The short answer is yes. While snow does have an effect on your panels and production levels, a blanket of fresh powder is not a death sentence for solar production- in fact, some aspects of snow and cold weather actually help production figures! To help you best understand the basics of snow and solar, let’s cover some of the basics;
How will a solar system generate electricity when it’s covered with snow?
Unless the sun is reaching the panels, your system is not generating electricity. That’s why you should make sure your production and ROI estimates are annual, not month to month. In winter, systems are naturally going to produce less electricity than in the spring, summer and fall – days are shorter and can be overcast and downright gloomy. Snow or ice storms can cover panels and block production. All of this should be factored into a system’s overall production and ROI.
Is it advisable to clear snow or ice from solar panels after a storm?
The benefit of clearing panels is minimal—and dangerous.
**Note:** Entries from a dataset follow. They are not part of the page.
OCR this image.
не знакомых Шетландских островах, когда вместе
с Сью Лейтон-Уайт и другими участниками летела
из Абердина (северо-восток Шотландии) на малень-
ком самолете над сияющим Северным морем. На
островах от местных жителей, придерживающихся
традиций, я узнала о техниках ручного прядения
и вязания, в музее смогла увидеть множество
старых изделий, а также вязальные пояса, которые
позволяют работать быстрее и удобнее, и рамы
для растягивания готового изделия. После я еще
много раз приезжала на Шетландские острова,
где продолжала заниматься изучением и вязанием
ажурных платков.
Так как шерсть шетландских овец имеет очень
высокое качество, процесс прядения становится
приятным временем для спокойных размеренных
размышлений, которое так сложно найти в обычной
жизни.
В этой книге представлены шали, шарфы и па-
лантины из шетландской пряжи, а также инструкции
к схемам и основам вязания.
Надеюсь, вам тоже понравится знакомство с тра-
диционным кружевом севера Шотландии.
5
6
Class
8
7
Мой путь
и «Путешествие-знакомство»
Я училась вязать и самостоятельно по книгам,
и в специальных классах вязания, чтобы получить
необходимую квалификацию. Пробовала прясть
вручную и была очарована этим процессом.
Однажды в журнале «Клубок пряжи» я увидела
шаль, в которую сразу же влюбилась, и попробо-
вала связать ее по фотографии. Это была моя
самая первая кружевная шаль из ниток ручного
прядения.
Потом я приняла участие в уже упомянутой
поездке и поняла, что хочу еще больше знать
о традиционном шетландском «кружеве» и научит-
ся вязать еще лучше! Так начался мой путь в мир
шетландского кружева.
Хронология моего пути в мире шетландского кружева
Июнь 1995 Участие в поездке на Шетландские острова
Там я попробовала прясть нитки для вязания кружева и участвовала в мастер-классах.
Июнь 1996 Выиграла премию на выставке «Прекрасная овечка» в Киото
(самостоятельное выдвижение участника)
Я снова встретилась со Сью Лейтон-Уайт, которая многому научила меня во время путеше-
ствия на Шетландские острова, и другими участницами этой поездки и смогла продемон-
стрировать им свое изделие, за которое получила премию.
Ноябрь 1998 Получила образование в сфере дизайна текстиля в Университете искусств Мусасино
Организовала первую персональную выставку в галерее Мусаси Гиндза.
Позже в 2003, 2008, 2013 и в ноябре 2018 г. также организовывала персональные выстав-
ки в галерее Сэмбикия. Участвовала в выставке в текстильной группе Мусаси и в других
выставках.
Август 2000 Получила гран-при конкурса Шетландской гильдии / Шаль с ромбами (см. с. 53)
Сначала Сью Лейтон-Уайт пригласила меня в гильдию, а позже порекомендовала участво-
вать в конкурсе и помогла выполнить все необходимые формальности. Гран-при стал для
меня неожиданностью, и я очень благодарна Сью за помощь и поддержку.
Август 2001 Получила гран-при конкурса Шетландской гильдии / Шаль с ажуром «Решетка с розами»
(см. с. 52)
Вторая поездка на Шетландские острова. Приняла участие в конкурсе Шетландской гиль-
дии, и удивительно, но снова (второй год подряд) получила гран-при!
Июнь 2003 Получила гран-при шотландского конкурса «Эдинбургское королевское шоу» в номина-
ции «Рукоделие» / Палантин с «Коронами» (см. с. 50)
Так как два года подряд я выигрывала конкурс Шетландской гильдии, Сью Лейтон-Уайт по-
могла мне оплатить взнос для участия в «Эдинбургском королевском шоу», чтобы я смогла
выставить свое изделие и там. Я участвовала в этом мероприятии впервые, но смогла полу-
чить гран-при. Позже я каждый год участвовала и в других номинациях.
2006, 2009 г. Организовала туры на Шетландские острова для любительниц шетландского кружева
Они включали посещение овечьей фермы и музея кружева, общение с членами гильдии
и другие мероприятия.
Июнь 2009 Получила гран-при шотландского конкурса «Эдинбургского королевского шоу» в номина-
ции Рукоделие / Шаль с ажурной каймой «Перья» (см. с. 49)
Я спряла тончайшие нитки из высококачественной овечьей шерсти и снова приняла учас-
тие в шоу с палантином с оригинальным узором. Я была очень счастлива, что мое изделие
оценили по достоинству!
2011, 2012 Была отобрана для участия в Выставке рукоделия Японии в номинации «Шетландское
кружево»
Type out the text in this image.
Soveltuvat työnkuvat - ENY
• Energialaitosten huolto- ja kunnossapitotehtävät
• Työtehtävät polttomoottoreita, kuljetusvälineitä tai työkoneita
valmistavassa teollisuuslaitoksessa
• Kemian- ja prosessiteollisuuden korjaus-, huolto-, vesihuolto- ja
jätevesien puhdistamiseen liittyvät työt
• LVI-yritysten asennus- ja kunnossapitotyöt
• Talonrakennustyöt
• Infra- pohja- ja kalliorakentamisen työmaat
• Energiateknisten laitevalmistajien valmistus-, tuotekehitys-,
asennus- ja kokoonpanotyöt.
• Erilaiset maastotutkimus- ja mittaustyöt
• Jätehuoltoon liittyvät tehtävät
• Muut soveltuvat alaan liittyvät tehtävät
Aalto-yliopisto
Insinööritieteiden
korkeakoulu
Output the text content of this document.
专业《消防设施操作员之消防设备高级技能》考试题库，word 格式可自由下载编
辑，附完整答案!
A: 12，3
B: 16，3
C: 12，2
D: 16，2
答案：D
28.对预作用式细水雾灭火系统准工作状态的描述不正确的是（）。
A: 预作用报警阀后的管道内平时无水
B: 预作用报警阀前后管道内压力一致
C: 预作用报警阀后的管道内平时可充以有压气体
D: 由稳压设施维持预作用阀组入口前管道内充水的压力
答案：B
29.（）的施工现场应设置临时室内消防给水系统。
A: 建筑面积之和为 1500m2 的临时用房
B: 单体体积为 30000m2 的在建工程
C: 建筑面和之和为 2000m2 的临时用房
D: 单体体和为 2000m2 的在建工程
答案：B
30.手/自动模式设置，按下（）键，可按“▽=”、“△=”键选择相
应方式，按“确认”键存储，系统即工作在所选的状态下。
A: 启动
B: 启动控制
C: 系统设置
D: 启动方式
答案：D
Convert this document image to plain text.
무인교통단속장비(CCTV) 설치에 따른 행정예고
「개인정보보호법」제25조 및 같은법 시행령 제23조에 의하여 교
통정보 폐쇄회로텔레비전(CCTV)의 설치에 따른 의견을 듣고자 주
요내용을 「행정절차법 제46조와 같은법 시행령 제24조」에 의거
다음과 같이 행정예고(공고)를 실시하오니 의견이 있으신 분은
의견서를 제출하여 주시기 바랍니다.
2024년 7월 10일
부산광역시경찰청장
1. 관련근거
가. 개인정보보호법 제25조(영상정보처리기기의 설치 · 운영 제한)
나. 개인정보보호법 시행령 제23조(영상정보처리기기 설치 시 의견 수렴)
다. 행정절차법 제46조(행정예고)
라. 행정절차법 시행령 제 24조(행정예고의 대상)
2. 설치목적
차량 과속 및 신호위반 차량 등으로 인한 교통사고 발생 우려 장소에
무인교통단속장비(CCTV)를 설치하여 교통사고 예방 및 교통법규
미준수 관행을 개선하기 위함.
If the ground is slippery, the roof is slippery (and high off the ground). Solar panels are dark and snow tends to melt off at a faster rate than normal. If you have a pitched roof, be careful of snowfall over walkways and entrances. Snow guards are always a good idea in these cases. Additionally, using anything to clear the panels could cause damage that will impact productivity. Again, a thorough production estimate takes into account snow, rain and gloomy days during the winter. System production will catch up throughout the year when the sun shines and days are longer.
The most important thing to keep in mind is that your safety is more important than a few extra hours of generation on some of the shortest days of the year- we do not recommend trying to clear your panels yourself, as doing so is likely to harm you or the system. If you do not want to wait for the snow to melt, an experienced solar provider can help you clear your roof.
Does snow and cold winter weather offer any benefit to my system?
Actually, yes. Believe it or not, cooler weather is better for productivity than ultra-hot weather is. High temperatures are hard on electronics in the summer, so the winter months provide more efficient energy production. In some cases, when snow is on the ground and the panels are clean, the snowy surface reflects sunlight and slightly boosts output. This mirror-type effect, called the albedo effect, also speeds the melt. It’s the same reason skiers can get sunburned on sunny winter days.
In addition, melting snow is a natural panel cleaner, removing the layers of pollen, dust, bird droppings and leaf debris that accumulated during the previous seasons.
Is my roof safe with the weight of the panels and the weight of the snow?
As part of the initial system design, the structural integrity of a roof will be evaluated by a certified structural engineer to account for snow load before the project is permitted to proceed by the local building department.
An experienced solar PV developer can help answer your questions about snow and solar, and help you determine the annual output for your system. Snow is a part of life when you are live in the Northeast, but that doesn’t mean you can’t take full advantage of the sun.